Abstract

In adult patients, do short dental implants (< 10 millimeters) lead to failure rates similar to those for longer implants (≥ 10 mm) in the first year of loading? Two independent reviewers searched three electronic databases and 29 journals for articles published from January 1998 to January 2008. The authors included in the review only English-language, prospective observational studies in which the allocation decision occurred in the course of usual treatment. Also, implants must have been placed in nonaugmented healed jawbone after a conventional healing period of three to six months. The primary outcome measured was implant failure within the first year of prosthetic loading, determined on the basis of established criteria.1 A meta-analysis was carried out in which the authors compared the association between implant length and failure. In addition, the authors performed subgroup analyses of failure as a function of the implants’ diameter, surface texture and location in the maxillary or mandibular arch. Fifty-four trials, including 19,563 dental implants (with only a 2.4 percent dropout rate), met the inclusion criteria. The results of the meta-analysis, which consisted of 40 studies (2,223 short implants and 14,158 long implants), showed that shorter implants had an overall failure rate statistically significantly higher than that for long implants within the first year of loading (odds ratio [OR] = 1.8; 95 percent confidence interval [CI], 1.3-2.5).
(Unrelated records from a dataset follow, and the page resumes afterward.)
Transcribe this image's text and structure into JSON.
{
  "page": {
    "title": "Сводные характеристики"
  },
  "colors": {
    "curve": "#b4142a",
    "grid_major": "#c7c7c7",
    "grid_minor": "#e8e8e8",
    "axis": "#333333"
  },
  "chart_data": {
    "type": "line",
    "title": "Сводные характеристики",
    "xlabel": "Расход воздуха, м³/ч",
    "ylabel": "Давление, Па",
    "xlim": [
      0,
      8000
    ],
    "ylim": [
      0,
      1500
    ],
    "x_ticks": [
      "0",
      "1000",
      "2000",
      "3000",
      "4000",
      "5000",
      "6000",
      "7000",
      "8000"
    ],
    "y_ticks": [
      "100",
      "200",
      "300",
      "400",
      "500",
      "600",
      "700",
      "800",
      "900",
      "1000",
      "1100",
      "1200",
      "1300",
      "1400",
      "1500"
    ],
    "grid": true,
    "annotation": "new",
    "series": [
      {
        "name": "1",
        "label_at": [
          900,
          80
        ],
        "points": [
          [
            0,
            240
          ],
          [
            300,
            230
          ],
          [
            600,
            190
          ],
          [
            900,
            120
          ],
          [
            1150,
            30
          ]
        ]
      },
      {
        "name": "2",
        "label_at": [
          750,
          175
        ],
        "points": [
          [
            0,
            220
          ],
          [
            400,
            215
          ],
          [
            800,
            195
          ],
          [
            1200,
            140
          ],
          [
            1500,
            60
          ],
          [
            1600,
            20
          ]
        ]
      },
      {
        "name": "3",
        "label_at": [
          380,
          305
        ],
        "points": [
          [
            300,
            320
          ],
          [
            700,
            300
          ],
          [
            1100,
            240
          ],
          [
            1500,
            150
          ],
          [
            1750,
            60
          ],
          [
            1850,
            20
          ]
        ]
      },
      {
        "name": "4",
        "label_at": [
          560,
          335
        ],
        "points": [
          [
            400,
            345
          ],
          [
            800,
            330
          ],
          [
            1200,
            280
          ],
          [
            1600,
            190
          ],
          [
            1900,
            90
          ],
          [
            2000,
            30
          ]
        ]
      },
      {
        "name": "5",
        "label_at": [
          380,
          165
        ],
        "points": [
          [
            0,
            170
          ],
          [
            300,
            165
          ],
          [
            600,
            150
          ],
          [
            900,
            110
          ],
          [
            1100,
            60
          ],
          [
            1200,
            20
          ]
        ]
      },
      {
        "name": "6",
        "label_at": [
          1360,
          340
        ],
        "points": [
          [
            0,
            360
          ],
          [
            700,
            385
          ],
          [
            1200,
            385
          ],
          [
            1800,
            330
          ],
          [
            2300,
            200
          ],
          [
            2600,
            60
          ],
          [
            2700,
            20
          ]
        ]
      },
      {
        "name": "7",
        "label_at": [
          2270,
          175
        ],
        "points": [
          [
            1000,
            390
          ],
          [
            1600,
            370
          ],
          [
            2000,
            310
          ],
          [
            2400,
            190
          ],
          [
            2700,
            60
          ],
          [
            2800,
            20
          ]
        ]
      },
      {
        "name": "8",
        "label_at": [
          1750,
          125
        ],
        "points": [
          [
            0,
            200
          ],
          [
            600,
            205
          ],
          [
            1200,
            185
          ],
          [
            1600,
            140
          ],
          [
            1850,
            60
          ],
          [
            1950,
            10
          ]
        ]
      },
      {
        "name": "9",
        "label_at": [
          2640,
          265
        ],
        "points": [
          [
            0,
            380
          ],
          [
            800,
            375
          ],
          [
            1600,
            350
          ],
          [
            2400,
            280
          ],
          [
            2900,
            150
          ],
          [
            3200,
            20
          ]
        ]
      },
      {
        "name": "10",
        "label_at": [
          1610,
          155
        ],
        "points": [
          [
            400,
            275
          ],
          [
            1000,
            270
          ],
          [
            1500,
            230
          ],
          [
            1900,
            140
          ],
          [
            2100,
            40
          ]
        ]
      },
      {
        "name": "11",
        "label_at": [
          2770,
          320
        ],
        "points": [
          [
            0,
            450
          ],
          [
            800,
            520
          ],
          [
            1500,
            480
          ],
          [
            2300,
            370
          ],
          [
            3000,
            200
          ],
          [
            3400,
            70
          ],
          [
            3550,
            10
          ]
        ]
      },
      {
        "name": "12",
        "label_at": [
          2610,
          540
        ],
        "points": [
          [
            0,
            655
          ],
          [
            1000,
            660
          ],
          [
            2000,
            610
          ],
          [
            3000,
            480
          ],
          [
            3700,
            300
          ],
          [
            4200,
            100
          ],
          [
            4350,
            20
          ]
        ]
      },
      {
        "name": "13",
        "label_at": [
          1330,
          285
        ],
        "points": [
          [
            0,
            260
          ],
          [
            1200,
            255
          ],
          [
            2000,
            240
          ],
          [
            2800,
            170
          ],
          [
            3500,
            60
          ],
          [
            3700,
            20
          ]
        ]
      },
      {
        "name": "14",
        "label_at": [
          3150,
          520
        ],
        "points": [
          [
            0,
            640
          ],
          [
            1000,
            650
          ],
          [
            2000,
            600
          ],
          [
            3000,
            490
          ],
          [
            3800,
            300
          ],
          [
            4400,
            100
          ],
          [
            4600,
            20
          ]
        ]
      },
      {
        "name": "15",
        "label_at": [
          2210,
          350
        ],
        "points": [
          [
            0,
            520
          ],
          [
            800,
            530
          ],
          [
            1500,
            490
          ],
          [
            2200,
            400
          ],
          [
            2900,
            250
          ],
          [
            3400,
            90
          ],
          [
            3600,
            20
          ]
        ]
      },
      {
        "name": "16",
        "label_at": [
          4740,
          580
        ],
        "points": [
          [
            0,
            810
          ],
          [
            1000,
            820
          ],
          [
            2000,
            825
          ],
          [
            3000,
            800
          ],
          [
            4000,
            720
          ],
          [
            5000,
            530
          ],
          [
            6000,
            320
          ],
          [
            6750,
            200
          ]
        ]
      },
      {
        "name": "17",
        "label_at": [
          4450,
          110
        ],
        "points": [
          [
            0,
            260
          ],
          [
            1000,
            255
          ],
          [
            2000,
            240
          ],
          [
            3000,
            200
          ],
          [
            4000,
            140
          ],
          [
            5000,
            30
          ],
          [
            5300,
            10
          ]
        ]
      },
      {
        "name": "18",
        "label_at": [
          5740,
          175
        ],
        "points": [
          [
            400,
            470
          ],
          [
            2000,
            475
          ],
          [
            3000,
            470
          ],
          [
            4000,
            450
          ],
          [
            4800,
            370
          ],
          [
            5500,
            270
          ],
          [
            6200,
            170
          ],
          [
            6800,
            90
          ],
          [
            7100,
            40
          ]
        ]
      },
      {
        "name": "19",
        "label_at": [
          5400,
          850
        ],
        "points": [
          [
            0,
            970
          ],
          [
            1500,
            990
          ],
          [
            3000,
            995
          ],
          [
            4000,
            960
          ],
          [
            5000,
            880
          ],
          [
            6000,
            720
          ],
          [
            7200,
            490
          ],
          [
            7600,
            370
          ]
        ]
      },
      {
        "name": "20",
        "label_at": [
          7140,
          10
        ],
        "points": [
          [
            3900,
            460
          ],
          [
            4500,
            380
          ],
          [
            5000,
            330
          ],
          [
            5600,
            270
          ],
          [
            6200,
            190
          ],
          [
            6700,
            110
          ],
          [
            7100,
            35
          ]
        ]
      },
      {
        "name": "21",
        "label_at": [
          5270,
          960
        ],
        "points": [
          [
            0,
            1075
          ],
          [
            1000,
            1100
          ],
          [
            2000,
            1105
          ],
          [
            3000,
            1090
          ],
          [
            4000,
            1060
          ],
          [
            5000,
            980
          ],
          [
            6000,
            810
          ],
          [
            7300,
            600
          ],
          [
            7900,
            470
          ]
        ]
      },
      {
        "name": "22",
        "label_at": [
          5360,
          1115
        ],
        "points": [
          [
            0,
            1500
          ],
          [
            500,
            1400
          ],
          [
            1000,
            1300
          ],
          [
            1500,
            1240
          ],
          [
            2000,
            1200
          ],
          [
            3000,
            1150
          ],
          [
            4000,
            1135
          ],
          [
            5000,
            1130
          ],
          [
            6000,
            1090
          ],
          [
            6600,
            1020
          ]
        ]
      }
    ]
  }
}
The results of subgroup analyses showed a statistically significant difference in failure rates for short and long implants in the maxilla, but no difference in the mandible. However, with the possible exception of the anterior maxilla, the failure rates for rough surfaced implants in the two groups (1,298 short implants and 7,544 long implants) were not statistically significantly different (OR = 1.1; 95 percent CI, 0.6-2.1). The authors found no association between implant diameter and failure rates within one year of prosthetic loading. With the possible exception of the maxillary anterior area, rough-surfaced short implants with a minimum length of 7 mm present no additional risk of failure within the first year of loading.